Which might seem odd. Roseburg and WJM were fictional. The choice of setting appeared random: Seattle had been considered, but co-creator James L. Brooks liked the snow in Minneapolis, which justified interior settings. WCCO cameraman Bob Hernandez shot local exteriors, but the actors working in Studio City kept California tans through the winter. When TV Land dedicated a Mary statue on Nicollet Mall in 2002, many Twin Citians balked.

But now that Mary Richards belongs to the online ether, tossing her knit tam like a graduate over and over for eternity, can we at least admit there are worse myths to have at our center? Minnesotans enjoy sharing in Mary -- and not just in a jokey, Paul Bunyan way -- because maybe she has something to tell us about ourselves after all.

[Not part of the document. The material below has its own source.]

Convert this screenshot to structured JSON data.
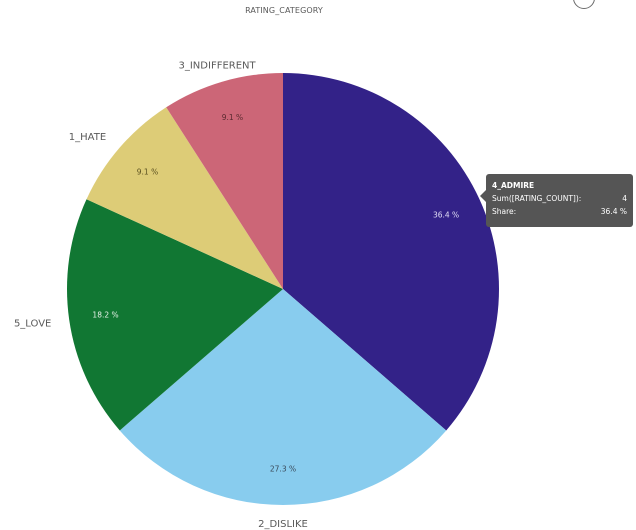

She embodies, for one thing, the idea of making Minneapolis better by moving here. Unlike sitcom everymen going back to '40s radio, Mary wasn't just a bumbler seeking the good life. She was a striver who humanized the people around her. Mary Tyler Moore the actress had roots in Brooklyn and Hollywood, but her character was like a model of assertiveness for stereotypical Minnesotans: Caught between doing right by herself and doing right by others, she sputtered along her moral axis, eventually mustering the nerve to trust her own loving, open nature. If she knew she could turn the world on with her smile, that only made the balance tougher. (Nobody let down so many bad dates as gently or humorously.)

That kind of caring was new to TV, and showed how much the '60s had changed things. After the first episode, where Mary breaks things off for good with a fickle fiancé ("Take care of yourself," he says; "I think I just did," she replies), the Sonny Curtis theme song became about the rejection of automatic marriage. You could locate the future of insult comedy in the spats around Mary, but the heart of the show's humor lay in not wanting to offend. Ed Asner's Lou Grant, Mary's abrupt boss, was funniest withholding rage behind a demented smile, usually over Ted Knight's vain anchor, Ted Baxter. This was the comedy of kindness that writer Lorenzo Music, who had grown up in Duluth, later took with him to "The Bob Newhart Show."

There was also the acknowledgement of Minnesotans not fitting the stereotype: Gavin MacLeod's warmly bitchy Murray, conceived and played as gay, but with a wife and kids written in, and Valerie Harper's Rhoda, a lovely gas face to network brass warning against too much Jewishness. Others played straight men to white awkwardness, as when Mary and Rhoda encountered a waiter who quipped that he was the only Mexican in Minneapolis. When Cloris Leachman's Phyllis meets John Amos' weatherman Gordy and says, "I'd love you to come over for dinner so we can really get to know each other, I mean as human beings," it was a subtle dig at liberal racism.

But you already know Mary changed television, or was changed herself as female writers on the show embraced the women's movement. In the end, WJM's staff was fired except Baxter, and Mary left the office a principled journalist living in the Riverside Plaza high-rise on the West Bank (instead of Kenwood impersonating the North Side). She had joined the skyline.